Advertising senior Cole Longanecker said he uses breakout rooms for discussions and activities in one class, but sometimes no one will say anything or turn their cameras on in the rooms.
“There’s that little bit of anxiety when the professor’s like ‘OK, now we’re going to go to breakout rooms,’” Longanecker said. “I’m like ‘Oh god, I hope I get somebody who wants to talk and actually wants to participate.’”
Longanecker said the awkwardness in breakout rooms has improved as the semester has progressed. As someone who prefers discussion-based classes, he said he would rather share ideas in the full class, but understands that might not be feasible for all courses.

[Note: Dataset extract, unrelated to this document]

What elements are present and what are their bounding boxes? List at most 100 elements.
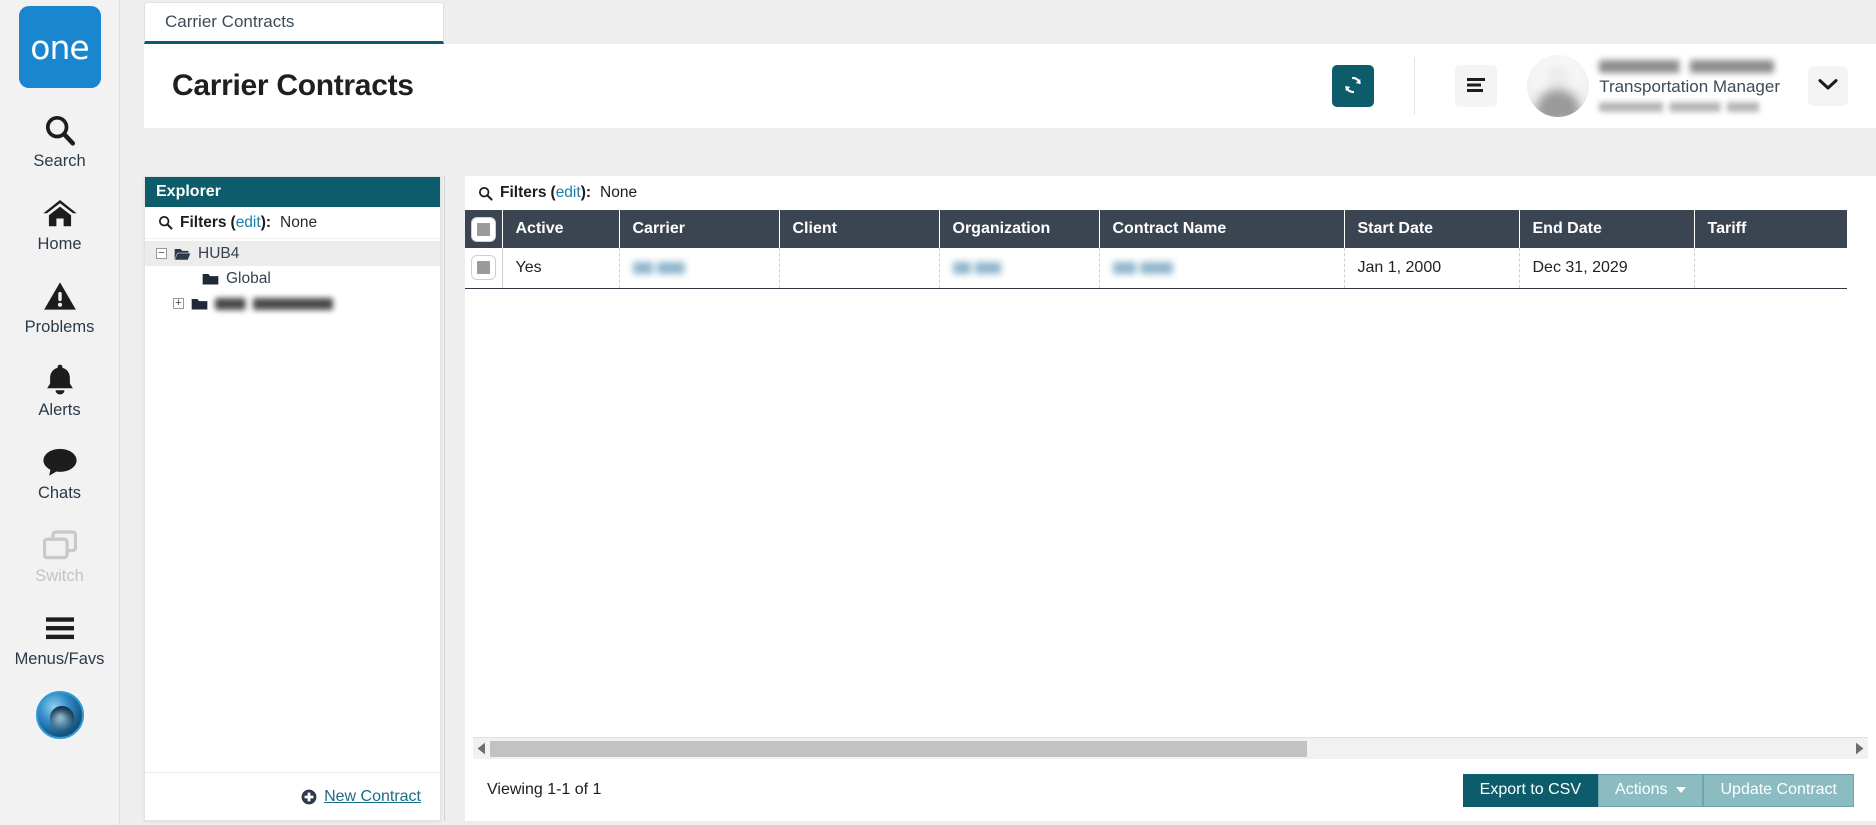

Alcess Nonot, UT Senate of College Councils president, said during fall semester planning, the Senate submitted a list of recommendations to the Online Education Task Force faculty committee to make classes more engaging, which included breakout rooms.
“We recommended that professors acknowledge that Zoom classes are a new experience for students too and that … they break up class times (i.e instead of straight lecturing) by using breakout rooms, incorporating breaks, etc.,” Nonot said in an email.
Nonot, a human development and family science and biology senior, said breakout rooms are effective when tasked with specific activities. She said professors should ask students how they feel about class delivery and adjust class from that feedback.
Arleana Mweyola, an international relations and global studies sophomore, said breakout rooms are less effective for larger classes because she doesn’t get to know anyone in the class.
However, Mweyola said she enjoys breakout rooms in her Arabic class, which has only 10 students, because she gets to know her classmates.
“We’ll speak in Arabic and try to explain to each other what our (reading passages) are talking about and it helps better our speaking skills,” Mweyola said. “They’re usually very chill because we all know each other.”